In order to overcome the disadvantages of plaster of paris casts, numerous attempts have been made to develop plastic or plastic-reinforced material as replacements for plaster of paris. U.S. Pat. Nos. 3,241,501 and 3,881,473 disclose casts which are made with a flexible fabric impregnated with a polymer which is capable of being cured by ultraviolet light.
Other attempts to replace plaster of paris casts are disclosed in German Offenlegenscrift Nos. 2353212 and 2357931, U.K. Patent No. 1,578,895 and PCT Application No. WO81/00671. These bandages are open-weave fabrics coated with polyurethane prepolymers, that is, reaction products of isocyanates and polyols. The bandages are dipped into water in the same manner as the plaster of paris and then applied to the limb of the patient. The water causes the prepolymer to polymerize and form a rigid polymer structure.
More recently, it has been found that in working with such materials having prepolymer resin coating that the tackiness of the resin of the bandage can make working with the bandages difficult and cumbersome for the doctor.

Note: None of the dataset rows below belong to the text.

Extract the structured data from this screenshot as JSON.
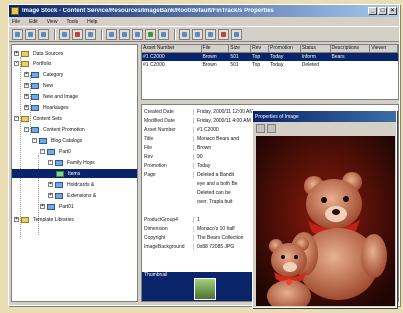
{
  "window": {
    "title": "Image Stock - Content Service/Resources/ImageBank/Root/default/FinTrack/s Properties",
    "buttons": [
      "_",
      "□",
      "×"
    ]
  },
  "menu": [
    "File",
    "Edit",
    "View",
    "Tools",
    "Help"
  ],
  "tree": {
    "items": [
      {
        "label": "Data Sources",
        "icon": "folder-icon"
      },
      {
        "label": "Portfolio",
        "icon": "folder-icon"
      },
      {
        "label": "Category",
        "icon": "folder-icon"
      },
      {
        "label": "New",
        "icon": "folder-icon"
      },
      {
        "label": "New and Image",
        "icon": "folder-icon"
      },
      {
        "label": "Hoarlauges",
        "icon": "folder-icon"
      },
      {
        "label": "Content Sets",
        "icon": "folder-icon"
      },
      {
        "label": "Content Promotion",
        "icon": "folder-icon"
      },
      {
        "label": "Blog Catalogs",
        "icon": "folder-icon"
      },
      {
        "label": "Part0",
        "icon": "folder-icon"
      },
      {
        "label": "Family Hops",
        "icon": "folder-icon"
      },
      {
        "label": "Items",
        "icon": "folder-icon"
      },
      {
        "label": "Holdcards &",
        "icon": "folder-icon"
      },
      {
        "label": "Extensions &",
        "icon": "folder-icon"
      },
      {
        "label": "Part01",
        "icon": "folder-icon"
      },
      {
        "label": "Template Libraries",
        "icon": "folder-icon"
      }
    ]
  },
  "grid": {
    "headers": [
      "Asset Number",
      "File",
      "Size",
      "Rev",
      "Promotion",
      "Status",
      "Descriptions",
      "Viewer"
    ],
    "rows": [
      [
        "#1 C2000",
        "Brown",
        "501",
        "Top",
        "Today",
        "Inform",
        "Bears",
        ""
      ],
      [
        "#1 C2000",
        "Brown",
        "501",
        "Top",
        "Today",
        "Deleted",
        "",
        ""
      ]
    ]
  },
  "props": {
    "rows": [
      {
        "k": "Created Date",
        "v": "Friday, 2000/11 12:00 AM"
      },
      {
        "k": "Modified Date",
        "v": "Friday, 2000/11 4:00 AM"
      },
      {
        "k": "Asset Number",
        "v": "#1 C2000"
      },
      {
        "k": "Title",
        "v": "Monaco Bears and"
      },
      {
        "k": "File",
        "v": "Brown"
      },
      {
        "k": "Rev",
        "v": "90"
      },
      {
        "k": "Promotion",
        "v": "Today"
      },
      {
        "k": "Page",
        "v": "Deleted a Bandit"
      },
      {
        "k": "",
        "v": "eye and a both Be"
      },
      {
        "k": "",
        "v": "Deleted can be"
      },
      {
        "k": "",
        "v": "over. Trapla buit"
      },
      {
        "k": "",
        "v": ""
      },
      {
        "k": "ProductGroup4",
        "v": "1"
      },
      {
        "k": "Dimension",
        "v": "Monaco's 10 half"
      },
      {
        "k": "Copyright",
        "v": "The Bears Collection"
      },
      {
        "k": "ImageBackground",
        "v": "0x88 72085 JPG"
      }
    ],
    "thumbnail_label": "Thumbnail"
  },
  "viewer": {
    "title": "Properties of Image"
  }
}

In an attempt to address this issue, a glove lubricant comprised of water, sorbitol, mineral oil and silicone fluid has been sold by 3-M Company, St. Paul, Minn., under the tradename Cast Cream.TM. with instructions to apply the lubricant to the gloves of one applying an isocyanate-functional prepolymer coated cast after wrapping of the cast but before molding of the cast to avoid having the exposed casting material adhere to the gloves of the one applying the cast. This is disclosed in the background of U.S. Pat. Nos. 4,667,661 and 4,774,937.

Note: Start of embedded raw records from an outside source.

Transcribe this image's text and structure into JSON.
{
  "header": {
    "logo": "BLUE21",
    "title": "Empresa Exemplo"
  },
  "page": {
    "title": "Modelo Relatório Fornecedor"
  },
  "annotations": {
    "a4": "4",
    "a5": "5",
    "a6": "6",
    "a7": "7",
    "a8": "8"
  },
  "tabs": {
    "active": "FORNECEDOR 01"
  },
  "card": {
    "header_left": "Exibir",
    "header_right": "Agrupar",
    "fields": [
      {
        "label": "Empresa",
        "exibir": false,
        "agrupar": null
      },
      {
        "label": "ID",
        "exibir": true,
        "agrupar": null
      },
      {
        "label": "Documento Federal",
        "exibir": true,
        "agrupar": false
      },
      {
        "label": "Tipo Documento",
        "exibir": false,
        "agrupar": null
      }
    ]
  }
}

The '661 and '937 patents are directed to addressing the adherence issue by providing the resin itself with a lubricant. The curable resin-coated sheet is prelubricated with a lubricant which is either a) bonded to the resin; b) added to resin or applied to the surface of the coated sheet; or c) provided in a combination of the bonding and surface application described. In many instances, however, the tacky feature of the orthopaedic bandage is desirable. As by way of example, when the applier is attempting to get the end of the bandage to stick to the surface of the bandage wrap in order to terminate the application of the bandage. The addition of lubricant in the resin permits relative slipping of the resin-coated sheet and requires molding the cast in position and holding it in position to prevent slippage.

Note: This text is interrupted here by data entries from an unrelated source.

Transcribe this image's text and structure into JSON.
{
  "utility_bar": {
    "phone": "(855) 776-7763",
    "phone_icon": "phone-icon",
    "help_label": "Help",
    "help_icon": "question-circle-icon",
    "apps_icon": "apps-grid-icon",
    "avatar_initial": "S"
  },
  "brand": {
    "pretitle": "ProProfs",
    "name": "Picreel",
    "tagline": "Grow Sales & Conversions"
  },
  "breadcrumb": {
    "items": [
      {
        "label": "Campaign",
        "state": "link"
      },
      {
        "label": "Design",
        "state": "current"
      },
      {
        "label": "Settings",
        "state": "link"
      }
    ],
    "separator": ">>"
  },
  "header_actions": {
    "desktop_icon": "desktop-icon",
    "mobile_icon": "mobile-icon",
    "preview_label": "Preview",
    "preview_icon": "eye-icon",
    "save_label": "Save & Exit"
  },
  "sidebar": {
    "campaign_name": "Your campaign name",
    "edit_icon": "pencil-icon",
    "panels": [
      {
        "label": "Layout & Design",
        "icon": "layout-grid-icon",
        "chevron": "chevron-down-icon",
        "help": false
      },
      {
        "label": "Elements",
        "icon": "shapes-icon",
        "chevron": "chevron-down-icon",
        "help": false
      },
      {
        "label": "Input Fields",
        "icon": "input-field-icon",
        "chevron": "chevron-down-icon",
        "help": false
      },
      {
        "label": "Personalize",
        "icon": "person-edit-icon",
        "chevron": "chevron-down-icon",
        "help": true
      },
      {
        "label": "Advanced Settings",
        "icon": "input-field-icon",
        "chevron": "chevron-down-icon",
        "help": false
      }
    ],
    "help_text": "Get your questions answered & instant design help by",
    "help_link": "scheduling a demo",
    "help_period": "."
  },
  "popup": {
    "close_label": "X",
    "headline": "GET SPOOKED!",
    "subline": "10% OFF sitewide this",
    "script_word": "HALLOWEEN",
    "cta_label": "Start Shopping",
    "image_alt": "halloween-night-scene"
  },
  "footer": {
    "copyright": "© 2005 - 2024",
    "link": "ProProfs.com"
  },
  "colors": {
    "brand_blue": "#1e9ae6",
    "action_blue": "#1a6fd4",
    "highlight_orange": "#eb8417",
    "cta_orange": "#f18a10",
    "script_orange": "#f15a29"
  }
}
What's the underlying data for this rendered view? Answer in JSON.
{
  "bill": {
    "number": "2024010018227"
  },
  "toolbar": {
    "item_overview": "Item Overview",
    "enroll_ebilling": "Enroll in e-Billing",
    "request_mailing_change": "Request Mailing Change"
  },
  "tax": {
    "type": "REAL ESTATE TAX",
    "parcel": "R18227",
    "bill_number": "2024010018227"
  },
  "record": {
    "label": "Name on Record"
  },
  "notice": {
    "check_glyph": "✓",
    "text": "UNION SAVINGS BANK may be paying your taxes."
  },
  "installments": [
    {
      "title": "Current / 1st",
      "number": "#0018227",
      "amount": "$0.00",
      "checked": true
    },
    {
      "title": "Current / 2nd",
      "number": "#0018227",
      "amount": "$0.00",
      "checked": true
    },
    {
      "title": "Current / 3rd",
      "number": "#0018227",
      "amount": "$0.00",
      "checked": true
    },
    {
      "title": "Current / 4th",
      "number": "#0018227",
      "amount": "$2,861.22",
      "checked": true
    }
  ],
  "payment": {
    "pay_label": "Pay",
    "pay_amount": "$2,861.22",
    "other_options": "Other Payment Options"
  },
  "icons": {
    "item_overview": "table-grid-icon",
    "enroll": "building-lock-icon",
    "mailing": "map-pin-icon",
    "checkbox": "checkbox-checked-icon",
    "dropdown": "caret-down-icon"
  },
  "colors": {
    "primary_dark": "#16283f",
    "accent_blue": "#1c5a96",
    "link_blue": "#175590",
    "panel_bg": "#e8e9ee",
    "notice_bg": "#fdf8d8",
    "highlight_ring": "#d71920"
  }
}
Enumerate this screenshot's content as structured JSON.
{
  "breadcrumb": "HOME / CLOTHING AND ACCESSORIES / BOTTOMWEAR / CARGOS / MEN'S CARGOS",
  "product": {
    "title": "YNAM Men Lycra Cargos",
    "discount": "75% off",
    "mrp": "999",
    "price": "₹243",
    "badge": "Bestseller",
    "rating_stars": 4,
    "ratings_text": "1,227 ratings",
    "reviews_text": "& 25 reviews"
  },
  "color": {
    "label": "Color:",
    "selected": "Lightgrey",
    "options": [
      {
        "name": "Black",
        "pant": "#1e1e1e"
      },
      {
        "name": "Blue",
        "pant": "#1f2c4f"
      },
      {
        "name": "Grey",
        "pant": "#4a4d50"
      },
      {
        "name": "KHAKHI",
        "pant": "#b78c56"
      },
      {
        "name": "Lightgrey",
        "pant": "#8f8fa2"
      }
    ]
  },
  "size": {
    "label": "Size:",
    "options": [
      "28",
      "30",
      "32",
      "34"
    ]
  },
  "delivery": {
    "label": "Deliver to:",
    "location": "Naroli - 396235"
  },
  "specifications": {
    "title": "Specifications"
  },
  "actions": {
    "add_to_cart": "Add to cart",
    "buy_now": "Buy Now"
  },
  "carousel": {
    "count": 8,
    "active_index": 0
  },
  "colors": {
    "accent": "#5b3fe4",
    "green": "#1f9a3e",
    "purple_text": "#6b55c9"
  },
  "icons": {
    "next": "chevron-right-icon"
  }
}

Coatings for substrates having a lower coefficient of friction have been shown in U.S. Pat. No. 4,100,309 entitled, "Coated Substrate Having a Low Coefficient of Friction Hydrophilic Coating and a Method of Making the Same". That reference describes a substrate which is coated with a polyvinylpyrrolidone-polyurethane interpolymer. Copending commonly assigned U.S. patent application Ser. No. 726,449, filed Jul. 8, 1991, entitled, "Method of Applying an Orthopaedic Bandage" discloses the use of a polyvinylpyrrolidone coated glove in the application of resinous substrate casting materials. Although the invention described in that application represents a significant advance in the science of orthopaedic bandages, there have been certain shortcomings discovered regarding those gloves. The glove described in the patent application in many instances perform too well. That is, the slipperiness of the gloves is present to such a great extent that ancillary manipulation is restricted. The ability of the applier of the casting material to handle pens and other utensils or to tear open foil packages to access the casting material is greatly restricted by the extreme slipperiness of the gloves. Furthermore, the durability of the gloves is at a point that is less than optimum.
Polyvinyl alcohol coated gloves have been found to have acceptable durability and slip levels but many coated gloves heretofore known require uneconomical high temperature methods of manufacture. Furthermore, the preferred, or most effectual thermally, reversible gelling agent used in existing polyvinyl alcohol glove manufacture is toxic and not applicable to medical glove applications.